Wie im Körperlichen so unterscheiden sich auch im Seelischen die oberen Stände von den unteren in derselben Richtung wie die nordische Rasse von den meisten übrigen, besonders von den negriden und den primitiven Urrassen. Für die seelische Ausstattung der untersten Gesellschaftsschichten ist ein eigentümlicher Mangel an Voraussicht und Stetigkeit des Willens kennzeichnend. Sauer verdientes Geld wird meist leichtsinnig wieder ausgegeben; Vorräte, die für längere Zeit reichen sollten, werden gewöhnlich bald aufgezehrt. Infolge dieser Seelenverfassung, die durch Erziehung nicht entscheidend geändert werden kann, werden die so Veranlagten immer wieder ein Objekt der Ausbeutung, sei es durch Kapitalisten oder durch Demagogen. Weil ihnen die kritische Voraussicht fehlt, handeln sie ihrem wahren Vorteil oft in erschreckender Weise entgegen. Hingegeben dem Augenblick, bestechlich durch Flitterkram und leere Worte ähnelt ihr Verhalten dem südlicher primitiver Rassen.
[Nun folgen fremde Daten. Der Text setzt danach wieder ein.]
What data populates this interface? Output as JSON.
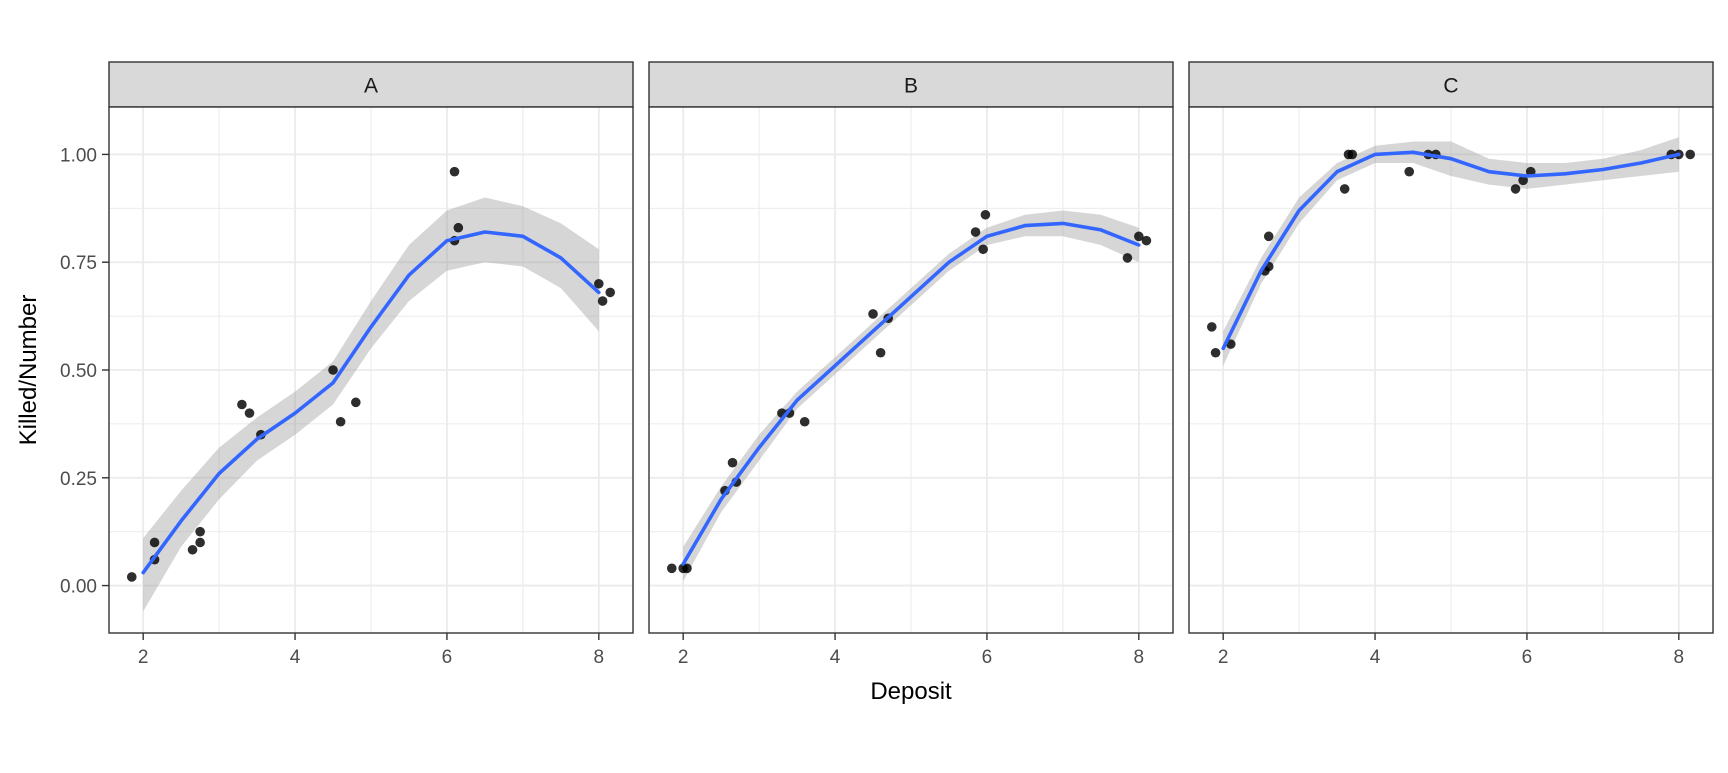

Die soziale Verteilung der verschiedenen Rassenelemente in Europa geht zum Teil auf frühe Zeiten zurück. Die Germanen der Völkerwanderung waren noch ziemlich einheitlich von nordischer Rasse. Der Adel, welcher aus den militärischen Führern hervorgegangen war, dürfte sich raßlich kaum von den Gemeinfreien unterschieden haben. Außerdem gab es Unfreie und Hörige, die aus Kriegsgefangenen und Unterworfenen bestanden. Diese waren im Nordwesten natürlich auch überwiegend von nordischer Rasse, während sie in anderen Gegenden mehr von fremder oder doch gemischter Rasse waren. Aber auch in jenen Gegenden des heutigen deutschen Sprachgebietes, wo die germanischen Eroberer von vornherein nur gering an Zahl waren und wo die Hauptmasse der heutigen Bevölkerung offenbar aus der vorgermanischen Bevölkerung hervorgegangen ist, enthält die Bevölkerung auch aus der Kelten- und Slavenzeit, und vielleicht auch aus noch früheren, einen nicht unbeträchtlichen Einschlag nordischer Rasse.

Der germanische Uradel ist im wesentlichen schon im Mittelalter ausgestorben. Der Adel der Ritterzeit ist als Dienstadel entstanden, indem sowohl freie als auch unfreie Volksgenossen in den militärischen Dienst der Landesherren traten. Später kam dann der Briefadel dazu, indem Männer, welche sich als Beamte, Diplomaten, Kaufleute oder Unternehmer ausgezeichnet hatten, in den erblichen Adelstand erhoben wurden. Auch hierbei hat offenbar eine soziale Auslese nach nordischen Rassenanlagen stattgefunden, wie man aus dem Durchschnittstypus des Adels schließen darf.